Miranhas[1]

 

A tábua 1ª representa a figura de um gentio da nação miranha: Uma das mais populares que habitam na margem setentrional do rio dos Solimões, entre os dous rios do Iupurá e do Içá.

 

Distinguem-se dos outros gentios em serem claros, em terem ambas as ventas furadas e em trazerem introduzidas nos furos, pela ocasião da guerra principalmente quando querem incutir maior terror, penas da cauda de arara, as quais, ficando em uma posição declinada, representam umas bigode[i]ras.

A todos os outros gentios faz guerra e aprisiona, assim como de todos eles é perseguido e aprisionado para os servir como escravos: tais são os tabocas, mauás, curacis, jumas, passés, curetus, macunaãs, amaniuaras e os mais que habitam nos confluentes de ambos aqueles rios. O seu principal império, aonde não encontram os outros gentios, é no rio Carauini, que deságua na margem ocidental do Iupurá, alguns dias acima da cachoeira do Caputi.

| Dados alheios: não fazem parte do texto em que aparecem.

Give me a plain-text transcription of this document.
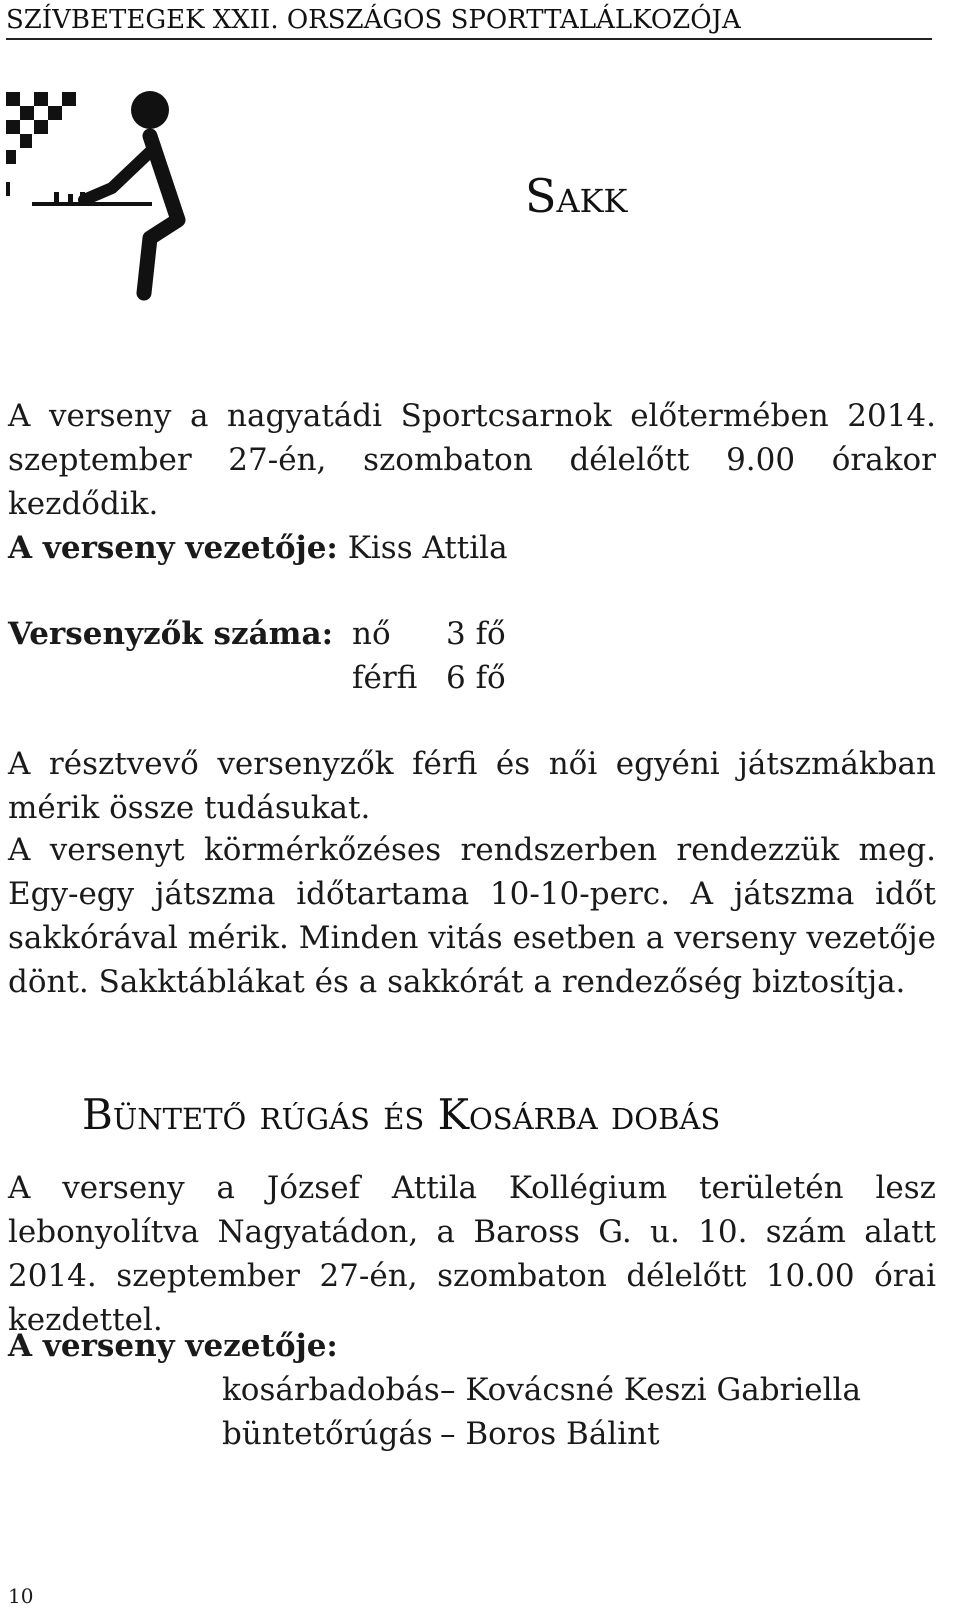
SZÍVBETEGEK XXII. ORSZÁGOS SPORTTALÁLKOZÓJA
Sakk

A verseny a nagyatádi Sportcsarnok előtermében 2014. szeptember 27-én, szombaton délelőtt 9.00 órakor kezdődik.

A verseny vezetője: Kiss Attila
Versenyzők száma: nő 3 fő
férfi 6 fő

A résztvevő versenyzők férfi és női egyéni játszmákban mérik össze tudásukat.

A versenyt körmérkőzéses rendszerben rendezzük meg. Egy-egy játszma időtartama 10-10-perc. A játszma időt sakkórával mérik. Minden vitás esetben a verseny vezetője dönt. Sakktáblákat és a sakkórát a rendezőség biztosítja.

Büntető rúgás és Kosárba dobás

A verseny a József Attila Kollégium területén lesz lebonyolítva Nagyatádon, a Baross G. u. 10. szám alatt 2014. szeptember 27-én, szombaton délelőtt 10.00 órai kezdettel.

A verseny vezetője:
kosárbadobás – Kovácsné Keszi Gabriella
büntetőrúgás – Boros Bálint
10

Um costume é notável nestes gentios: que como habita em uma paragem [ ] faminta de peixe, vê-se obrigado a descer abaixo da sobredita cachoeira, para fazer [na] vazante do rio, as suas provisões de peixe seco; fazendo-as porém pela maneira seguinte: Como eles não têm sal que chegue para as grandes salgas (porque o pouco que tiram pela combustão das plantas, além de não ser da natureza do sal marino, apenas chega para temperarem o comer), estendem o peixe inteiro, como o pescam, em uma grelha de pau ao fumo, para se lhe dissipar a umidade. Dissipada ela, o escamam e o extirpam e, cortadas as cabeças a uns poucos, os vão unindo em uma figura cilíndrica 6, 6, cingindo-os por fora com a casca dos talos da pacová sororoca, de maneira que há cilindro destes que pesa boas 3 arrobas, e outras tantas carregam as mulheres.

No vestir e nos mais costumes são semelhantes aos outros. As suas armas são arcos e frechas e alguns usam da zaravatana.

 

Barcelos, 04 de julho de 1788.

Alexandre Rodrigues Ferreira.


[1] Códice 21,2,4 da Biblioteca Nacional do Rio de Janeiro.